Ideally, after a streaming job has completed checkpoint N, and the running task is force-stopped externally, the next restore / restart / resubmission should be able to:
- discover the latest successful checkpoint for that job
- resume from checkpoint
Ninstead of behaving like a fresh submission - make the restore path explicit for sources / transforms / sinks
- define fallback behavior when the latest checkpoint is missing, incompatible, or already cleaned up
If this is already supported today, then the current documentation and operator-facing workflow are not clear enough and should be documented explicitly.
Actual behavior
From the operator side, the practical behavior looks like a capability gap:
- checkpoints are being completed during runtime
- but after a forced stop, the next run does not have a clear official resume-from-latest-checkpoint path
- the burden is pushed to the external scheduler / operator to guess how recovery should work
Relevant evidence
A few implementation details suggest that most of the building blocks already exist, but the end-to-end operator-facing resume contract is incomplete or unclear:
- Zeta runtime already has checkpointing / savepoint-related job states
- source translation modules already contain snapshot / restore logic, such as
CoordinatedSourceandParallelSource - the missing part seems to be the engine-level / job-lifecycle-level recovery path for "force stop -> restart from latest successful checkpoint"
SeaTunnel Version
Observed from a SeaTunnel-based Zeta deployment in the 2.6.x line.
I am filing this as a Zeta capability request / gap report. If maintainers believe this is already supported upstream, please point to the recommended recovery workflow.
SeaTunnel Config
A representative streaming setup looks like this:
env {
job.mode = "STREAMING"
parallelism = 1
checkpoint.interval = 10000
}
source {
SqlServer-CDC {
startup.mode = "INITIAL"
database-names = ["demo_db"]
table-names = ["demo_table"]
base-url = "jdbc:sqlserver://<host>:1433;databaseName=<db>"
username = "<user>"
password = "<password>"
}
}
sink {
Iceberg {
namespace = demo
table = "${table_name}"
catalog_name = default
}
}
The exact connector combination should not be the core point here.

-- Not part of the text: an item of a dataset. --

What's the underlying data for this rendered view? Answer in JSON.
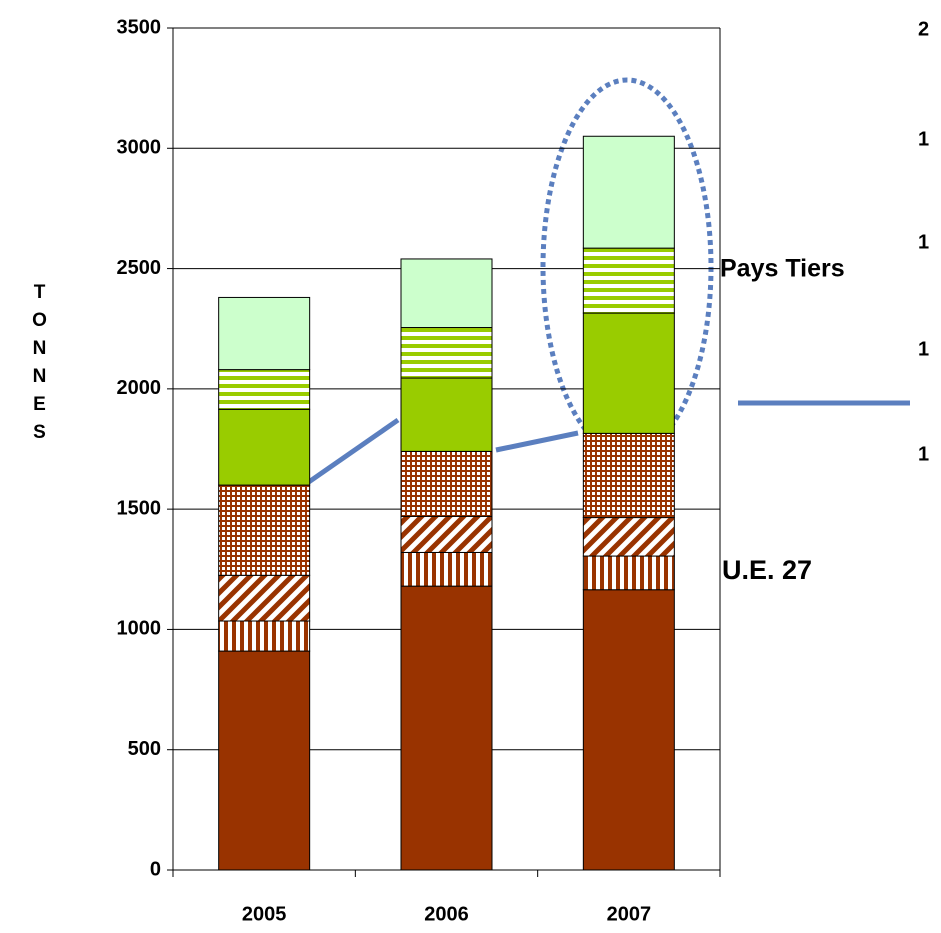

The request is about the Zeta job-lifecycle recovery contract after a forced stop.
Running Command
./bin/seatunnel-cluster.sh -d
Error Exception
There may be no single canonical engine exception for this scenario.
The core problem is the lack of a clear supported restore path from the latest successful checkpoint after a forced stop.
Zeta or Flink or Spark Version
Zeta
Java or Scala Version
Java
Screenshots
No response
Are you willing to submit PR?
- Yes I am willing to submit PR!
Code of Conduct
- I agree to follow this project's Code of Conduct
Contribution Claim
If this direction makes sense, contributors are welcome to leave a comment to claim or discuss the implementation direction.